The minimal integer $x\geq 7.5$ is 8.

Since $P(X=n-x)=\frac{n!}{x!(n-x)!}0.5^x0.5^{n-x}=\frac{n!2^{-n}}{x!(n-x)!}=P(X=x)$, any binomial distribution with $p=0.5$ is symmetric, hence, it is not skewed.

Answer. x=8

(b) 𝑋 is a Poisson distribution with 𝜆 = 8.

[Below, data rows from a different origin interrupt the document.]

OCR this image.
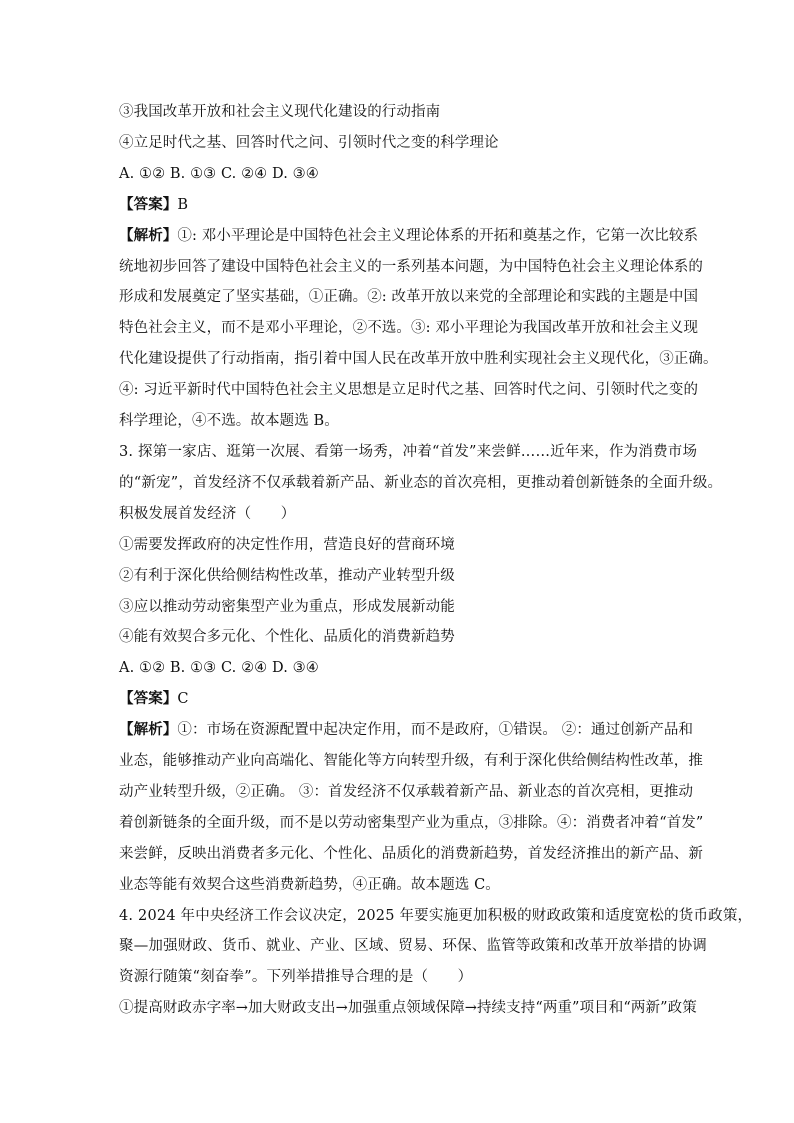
③我国改革开放和社会主义现代化建设的行动指南
④立足时代之基、回答时代之问、引领时代之变的科学理论
A. ①② B. ①③ C. ②④ D. ③④
【答案】B
【解析】①: 邓小平理论是中国特色社会主义理论体系的开拓和奠基之作，它第一次比较系
统地初步回答了建设中国特色社会主义的一系列基本问题，为中国特色社会主义理论体系的
形成和发展奠定了坚实基础，①正确。②: 改革开放以来党的全部理论和实践的主题是中国
特色社会主义，而不是邓小平理论，②不选。③: 邓小平理论为我国改革开放和社会主义现
代化建设提供了行动指南，指引着中国人民在改革开放中胜利实现社会主义现代化，③正确。
④: 习近平新时代中国特色社会主义思想是立足时代之基、回答时代之问、引领时代之变的
科学理论，④不选。故本题选 B。
3. 探第一家店、逛第一次展、看第一场秀，冲着“首发”来尝鲜……近年来，作为消费市场
的“新宠”，首发经济不仅承载着新产品、新业态的首次亮相，更推动着创新链条的全面升级。
积极发展首发经济（　　）
①需要发挥政府的决定性作用，营造良好的营商环境
②有利于深化供给侧结构性改革，推动产业转型升级
③应以推动劳动密集型产业为重点，形成发展新动能
④能有效契合多元化、个性化、品质化的消费新趋势
A. ①② B. ①③ C. ②④ D. ③④
【答案】C
【解析】①：市场在资源配置中起决定作用，而不是政府，①错误。 ②：通过创新产品和
业态，能够推动产业向高端化、智能化等方向转型升级，有利于深化供给侧结构性改革，推
动产业转型升级，②正确。 ③：首发经济不仅承载着新产品、新业态的首次亮相，更推动
着创新链条的全面升级，而不是以劳动密集型产业为重点，③排除。④：消费者冲着“首发”
来尝鲜，反映出消费者多元化、个性化、品质化的消费新趋势，首发经济推出的新产品、新
业态等能有效契合这些消费新趋势，④正确。故本题选 C。
4. 2024 年中央经济工作会议决定，2025 年要实施更加积极的财政政策和适度宽松的货币政策，
聚—加强财政、货币、就业、产业、区域、贸易、环保、监管等政策和改革开放举措的协调
资源行随策“刻奋拳”。下列举措推导合理的是（　　）
①提高财政赤字率→加大财政支出→加强重点领域保障→持续支持“两重”项目和“两新”政策
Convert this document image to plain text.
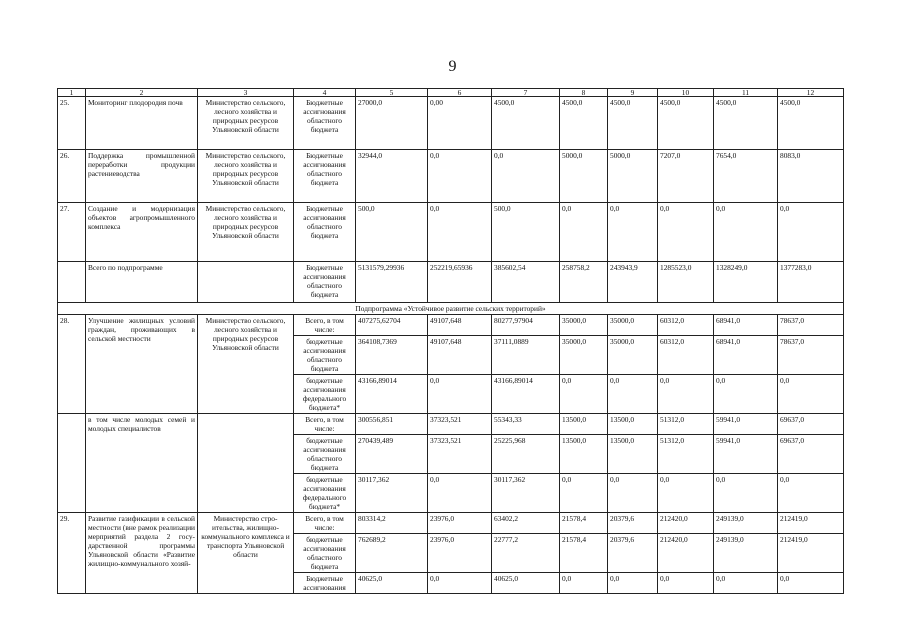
9
1	2	3	4	5	6	7	8	9	10	11	12
25.	Мониторинг плодородия почв	Министерство сельского, лесного хозяйства и природных ресурсов Ульяновской области	Бюджетные ассигнования областного бюджета	27000,0	0,00	4500,0	4500,0	4500,0	4500,0	4500,0	4500,0
26.	Поддержка промышленной переработки продукции растениеводства	Министерство сельского, лесного хозяйства и природных ресурсов Ульяновской области	Бюджетные ассигнования областного бюджета	32944,0	0,0	0,0	5000,0	5000,0	7207,0	7654,0	8083,0
27.	Создание и модернизация объектов агропромышленного комплекса	Министерство сельского, лесного хозяйства и природных ресурсов Ульяновской области	Бюджетные ассигнования областного бюджета	500,0	0,0	500,0	0,0	0,0	0,0	0,0	0,0
	Всего по подпрограмме		Бюджетные ассигнования областного бюджета	5131579,29936	252219,65936	385602,54	258758,2	243943,9	1285523,0	1328249,0	1377283,0
Подпрограмма «Устойчивое развитие сельских территорий»											
28.	Улучшение жилищных условий граждан, проживающих в сельской местности	Министерство сельского, лесного хозяйства и природных ресурсов Ульяновской области	Всего, в том числе:	407275,62704	49107,648	80277,97904	35000,0	35000,0	60312,0	68941,0	78637,0
			бюджетные ассигнования областного бюджета	364108,7369	49107,648	37111,0889	35000,0	35000,0	60312,0	68941,0	78637,0
			бюджетные ассигнования федерального бюджета*	43166,89014	0,0	43166,89014	0,0	0,0	0,0	0,0	0,0
	в том числе молодых семей и молодых специалистов		Всего, в том числе:	300556,851	37323,521	55343,33	13500,0	13500,0	51312,0	59941,0	69637,0
			бюджетные ассигнования областного бюджета	270439,489	37323,521	25225,968	13500,0	13500,0	51312,0	59941,0	69637,0
			бюджетные ассигнования федерального бюджета*	30117,362	0,0	30117,362	0,0	0,0	0,0	0,0	0,0
29.	Развитие газификации в сельской местности (вне рамок реализации мерприятий раздела 2 государственной программы Ульяновской области «Развитие жилищно-коммунального хозяй-	Министерство строительства, жилищно-коммунального комплекса и транспорта Ульяновской области	Всего, в том числе:	803314,2	23976,0	63402,2	21578,4	20379,6	212420,0	249139,0	212419,0
			бюджетные ассигнования областного бюджета	762689,2	23976,0	22777,2	21578,4	20379,6	212420,0	249139,0	212419,0
			Бюджетные ассигнования	40625,0	0,0	40625,0	0,0	0,0	0,0	0,0	0,0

$p_x=P(X=x)=\frac{\lambda^{x}}{x!}e^{-\lambda}$

$\frac{p_{x+1}}{p_x}=\left(\frac{\lambda^{x+1}}{(x+1)!}e^{-\lambda}\right) /\left(\frac{\lambda^{x}}{x!}e^{-\lambda}\right)=\frac{\lambda}{x+1}\leq 1$

$x\geq \lambda-1=8-1=7$

The minimal integer $x\geq 7$ is 7, this means that the mode of X is equal to 7.

$E(X)=\sum\limits_{x=0}^{\infty}xP(X=x)=\sum\limits_{x=0}^{\infty}x\frac{\lambda^{x}}{x!}e^{-\lambda}=$

$=\lambda e^{-\lambda}\sum\limits_{x=1}^{\infty}\frac{\lambda^{x-1}}{(x-1)!}=\lambda e^{-\lambda}e^{\lambda}=\lambda=8$

Since $mode(X)=7<E(X)=8$, the probability distribution is skewed to the left.

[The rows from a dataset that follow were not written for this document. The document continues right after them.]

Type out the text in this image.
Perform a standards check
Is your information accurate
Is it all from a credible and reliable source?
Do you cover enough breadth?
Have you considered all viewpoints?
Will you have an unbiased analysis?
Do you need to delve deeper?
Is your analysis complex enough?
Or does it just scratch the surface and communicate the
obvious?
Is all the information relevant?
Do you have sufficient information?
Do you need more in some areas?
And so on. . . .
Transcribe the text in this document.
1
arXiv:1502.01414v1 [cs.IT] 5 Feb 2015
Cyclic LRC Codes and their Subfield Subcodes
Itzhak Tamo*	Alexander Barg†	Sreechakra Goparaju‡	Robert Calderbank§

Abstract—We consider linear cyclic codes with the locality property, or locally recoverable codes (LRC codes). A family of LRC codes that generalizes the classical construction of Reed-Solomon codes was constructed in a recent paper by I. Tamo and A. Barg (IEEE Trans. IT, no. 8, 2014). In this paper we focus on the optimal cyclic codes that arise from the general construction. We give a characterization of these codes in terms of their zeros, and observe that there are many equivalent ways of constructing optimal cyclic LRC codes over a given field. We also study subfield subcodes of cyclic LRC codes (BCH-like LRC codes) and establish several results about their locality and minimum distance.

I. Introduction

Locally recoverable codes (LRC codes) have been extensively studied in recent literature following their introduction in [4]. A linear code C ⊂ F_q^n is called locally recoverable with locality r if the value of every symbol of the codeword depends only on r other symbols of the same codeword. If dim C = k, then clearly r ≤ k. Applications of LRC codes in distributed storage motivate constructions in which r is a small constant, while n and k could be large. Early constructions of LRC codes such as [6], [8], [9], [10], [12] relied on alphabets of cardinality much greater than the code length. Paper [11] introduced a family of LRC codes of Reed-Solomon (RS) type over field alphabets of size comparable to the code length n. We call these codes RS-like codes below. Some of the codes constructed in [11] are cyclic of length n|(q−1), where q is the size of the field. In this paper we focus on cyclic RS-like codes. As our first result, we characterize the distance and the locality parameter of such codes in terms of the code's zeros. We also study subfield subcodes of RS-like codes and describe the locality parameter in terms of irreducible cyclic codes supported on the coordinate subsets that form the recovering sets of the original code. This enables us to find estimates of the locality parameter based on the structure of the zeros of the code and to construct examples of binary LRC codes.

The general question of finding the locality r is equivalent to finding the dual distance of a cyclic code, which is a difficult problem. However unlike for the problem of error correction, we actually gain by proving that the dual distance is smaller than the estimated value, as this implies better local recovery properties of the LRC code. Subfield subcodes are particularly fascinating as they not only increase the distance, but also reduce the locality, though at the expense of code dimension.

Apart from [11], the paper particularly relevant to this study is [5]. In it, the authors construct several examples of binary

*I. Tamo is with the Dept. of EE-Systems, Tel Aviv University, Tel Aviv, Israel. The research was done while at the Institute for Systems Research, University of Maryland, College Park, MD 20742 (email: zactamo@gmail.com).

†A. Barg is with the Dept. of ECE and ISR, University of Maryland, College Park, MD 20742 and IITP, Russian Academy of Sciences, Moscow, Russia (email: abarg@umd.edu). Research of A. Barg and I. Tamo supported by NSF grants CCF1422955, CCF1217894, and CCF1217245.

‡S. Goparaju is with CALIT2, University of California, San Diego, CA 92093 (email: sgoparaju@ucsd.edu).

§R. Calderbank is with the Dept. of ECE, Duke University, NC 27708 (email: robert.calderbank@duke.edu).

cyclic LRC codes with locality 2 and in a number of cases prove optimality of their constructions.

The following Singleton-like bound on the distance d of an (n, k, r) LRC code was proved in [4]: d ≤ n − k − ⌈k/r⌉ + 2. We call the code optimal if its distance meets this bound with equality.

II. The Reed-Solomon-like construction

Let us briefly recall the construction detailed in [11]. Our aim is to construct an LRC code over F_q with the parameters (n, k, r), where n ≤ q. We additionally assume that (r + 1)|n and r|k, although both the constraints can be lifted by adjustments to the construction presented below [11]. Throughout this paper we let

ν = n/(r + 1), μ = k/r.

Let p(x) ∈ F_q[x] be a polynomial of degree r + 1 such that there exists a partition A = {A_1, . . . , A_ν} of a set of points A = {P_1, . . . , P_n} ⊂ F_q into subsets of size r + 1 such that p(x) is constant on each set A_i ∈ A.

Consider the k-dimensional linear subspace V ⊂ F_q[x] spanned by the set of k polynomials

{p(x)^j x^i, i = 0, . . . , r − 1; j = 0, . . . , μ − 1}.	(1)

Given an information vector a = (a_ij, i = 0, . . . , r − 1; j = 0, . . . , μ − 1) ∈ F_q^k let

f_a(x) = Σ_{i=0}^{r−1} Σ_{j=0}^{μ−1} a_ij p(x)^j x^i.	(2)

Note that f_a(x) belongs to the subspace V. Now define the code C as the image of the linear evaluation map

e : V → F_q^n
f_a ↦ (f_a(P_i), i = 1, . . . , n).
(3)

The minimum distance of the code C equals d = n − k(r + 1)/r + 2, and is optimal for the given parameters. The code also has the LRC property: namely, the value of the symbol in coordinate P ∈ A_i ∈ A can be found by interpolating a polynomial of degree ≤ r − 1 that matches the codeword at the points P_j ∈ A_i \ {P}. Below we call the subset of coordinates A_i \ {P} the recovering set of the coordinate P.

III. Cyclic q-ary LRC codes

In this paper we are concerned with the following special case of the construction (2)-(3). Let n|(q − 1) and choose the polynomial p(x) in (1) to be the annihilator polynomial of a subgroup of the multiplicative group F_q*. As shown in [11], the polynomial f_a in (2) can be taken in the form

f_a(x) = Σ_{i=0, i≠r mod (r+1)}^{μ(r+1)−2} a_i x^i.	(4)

Answer. x=8, the probability distribution is skewed to the left.

(c) 𝑋 is a Negative Binomial with 𝑟 = 5 and 𝑝 = 0.6

$p_x=P(X=x)=\frac{(x+r-1)!}{x!(r-1)!}q^x p^r$

$\frac{p_{x+1}}{p_x}=\left(\frac{(x+r)!}{(x+1)!(r-1)!}q^{x+1} p^r\right) /\left(\frac{(x+r-1)!}{x!(r-1)!}q^x p^r\right)=\frac{x+r}{x+1}q\leq1$

$qx+qr\leq x+1$

$qr-1\leq px$

$x\geq (qr-1)/p=(0.4\cdot 5-1)/0.6=5/3$

The minimal integer $x\geq 5/3$ is 2.

$E(X)=\sum\limits_{x=0}^{\infty}xP(X=x)=\sum\limits_{x=0}^{\infty}x\frac{(x+r-1)!}{x!(r-1)!}q^x p^r=$

$=\frac{q}{p}r\sum\limits_{x=1}^{\infty}\frac{((x-1)+(r+1)-1)!}{(x-1)!((r+1)-1)!}q^{x-1} p^{r+1}=\frac{q}{p}r=\frac{0.4}{0.6}5=10/3$

Since $mode(X)=2<E(X)=10/3$, the probability distribution is skewed to the left.

Answer. x=2, the probability distribution is skewed to the left.